When it sources functions, they (and their output) get loaded into R_GlobalEnv instead of into the environment specified by sys.source(). It seems the functions enclosing and binding environments end up being under R_GlobalEnv instead of what you specify in sys.source().
Is there a way like sys.source() to run a script and keep everything it makes in a separate environment? An ideal solution would not require modifying the scripts I'm sourcing and still have "chdir = TRUE" style functionality.
Example:
Running this should show you what I mean:
# setup an external folder
other.folder = tempdir()
# make a functions script, it just adds "1" to the argument.
# Note: the strange-looking "assign(x=" bit is important
# to what I'm actually doing, so any solution needs to be
# robust to this.
functions = file.path(other.folder, "functions.R")
writeLines("myfunction = function(a){assign(x=c('function.output'), a+1, pos = 1)}", functions)
# make a parent script, which source()'s functions.R
# and invokes it on some data, and then modifies that data
parent = file.path(other.folder, "parent.R")
writeLines("source('functions.R')\n
original.data=1\n
myfunction(original.data)\n
resulting.data = function.output + 1", parent)
# make a separate environment
myenv = new.env()
# source parent.R into that new environment,
# using chdir=TRUE so parent.R can find functions.R
sys.source(parent, myenv, chdir = TRUE)
# You can see "myfunction" and "function.output"
# end up in R_GlobalEnv.
# Whereas "original.data" and "resulting.data" end up in the intended environment.
ls(myenv)
More information (what I'm actually trying to do):
I have data from several similar experiments. I'm trying to keep everything in line with "reproducible research" ideals (for my own sanity if nothing else). So what I'm doing is keeping each experiment in its own folder. The folder contains the raw data, and all the metadata which describes each sample (treatment, genotype, etc.). The folder also contains the necessary R scripts to read the raw data, match it with metadata, process it, and output graphs and summary statistics. These are tied into a "mother script" which will do the whole process for each experiment.

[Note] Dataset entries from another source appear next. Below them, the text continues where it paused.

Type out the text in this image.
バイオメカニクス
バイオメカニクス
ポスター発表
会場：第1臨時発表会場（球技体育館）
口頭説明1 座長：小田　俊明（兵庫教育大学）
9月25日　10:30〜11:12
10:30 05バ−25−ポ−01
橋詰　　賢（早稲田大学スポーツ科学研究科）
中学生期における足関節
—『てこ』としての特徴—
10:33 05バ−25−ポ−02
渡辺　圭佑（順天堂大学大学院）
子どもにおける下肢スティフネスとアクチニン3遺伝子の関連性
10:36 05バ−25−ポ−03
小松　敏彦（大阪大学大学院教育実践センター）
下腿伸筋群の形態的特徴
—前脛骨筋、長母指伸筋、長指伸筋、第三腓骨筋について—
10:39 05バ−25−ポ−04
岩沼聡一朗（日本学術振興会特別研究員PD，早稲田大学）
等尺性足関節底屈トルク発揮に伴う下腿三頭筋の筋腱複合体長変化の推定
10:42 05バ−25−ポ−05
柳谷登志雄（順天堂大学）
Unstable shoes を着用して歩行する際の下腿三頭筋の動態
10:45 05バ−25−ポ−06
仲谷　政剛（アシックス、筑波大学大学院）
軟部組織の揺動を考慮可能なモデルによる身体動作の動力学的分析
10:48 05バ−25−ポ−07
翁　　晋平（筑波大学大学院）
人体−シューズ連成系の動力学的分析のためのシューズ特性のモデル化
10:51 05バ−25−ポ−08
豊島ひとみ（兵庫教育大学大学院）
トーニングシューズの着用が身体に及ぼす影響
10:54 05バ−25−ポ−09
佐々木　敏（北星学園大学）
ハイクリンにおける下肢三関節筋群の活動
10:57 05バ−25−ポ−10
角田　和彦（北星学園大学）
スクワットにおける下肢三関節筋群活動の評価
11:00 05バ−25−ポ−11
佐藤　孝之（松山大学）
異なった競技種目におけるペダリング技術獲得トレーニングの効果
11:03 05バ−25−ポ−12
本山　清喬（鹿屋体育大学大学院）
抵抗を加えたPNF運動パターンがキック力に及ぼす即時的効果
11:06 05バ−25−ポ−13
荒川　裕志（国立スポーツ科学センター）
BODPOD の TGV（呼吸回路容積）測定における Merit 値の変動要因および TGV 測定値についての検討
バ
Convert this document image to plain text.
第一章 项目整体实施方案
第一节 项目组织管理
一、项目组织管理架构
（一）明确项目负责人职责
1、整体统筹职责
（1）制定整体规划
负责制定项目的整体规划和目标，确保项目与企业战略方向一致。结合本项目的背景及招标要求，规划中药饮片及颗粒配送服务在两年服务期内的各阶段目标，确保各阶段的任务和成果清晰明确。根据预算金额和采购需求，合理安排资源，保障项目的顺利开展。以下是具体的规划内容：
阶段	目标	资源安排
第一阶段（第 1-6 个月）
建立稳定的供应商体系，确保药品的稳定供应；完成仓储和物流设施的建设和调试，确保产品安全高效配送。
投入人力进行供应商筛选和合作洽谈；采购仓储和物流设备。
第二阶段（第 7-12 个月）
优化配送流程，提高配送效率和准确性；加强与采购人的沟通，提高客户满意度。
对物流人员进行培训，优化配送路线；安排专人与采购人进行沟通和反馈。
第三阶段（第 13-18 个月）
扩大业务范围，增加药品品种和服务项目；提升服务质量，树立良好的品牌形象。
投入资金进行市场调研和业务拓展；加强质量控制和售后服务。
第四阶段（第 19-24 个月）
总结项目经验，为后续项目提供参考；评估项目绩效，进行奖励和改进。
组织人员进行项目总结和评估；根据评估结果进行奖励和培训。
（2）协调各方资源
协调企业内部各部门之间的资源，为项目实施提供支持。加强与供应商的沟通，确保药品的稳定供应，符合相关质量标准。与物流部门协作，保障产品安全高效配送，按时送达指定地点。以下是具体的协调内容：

This works really well but if I want to do some meta-analysis or just compare results between experiments there are some difficulties. Right now I am thinking the best way would be to run each experiment's "mother script" in its own environment, and then pull out the data from each environment to do my meta-analysis. An alternative approach might be running each mother script in its own instance and then saving the .RData files separately and then re-loading them into a new environment in a new instance. This seems kinda hacky though and I feel like there's a more elegant solution.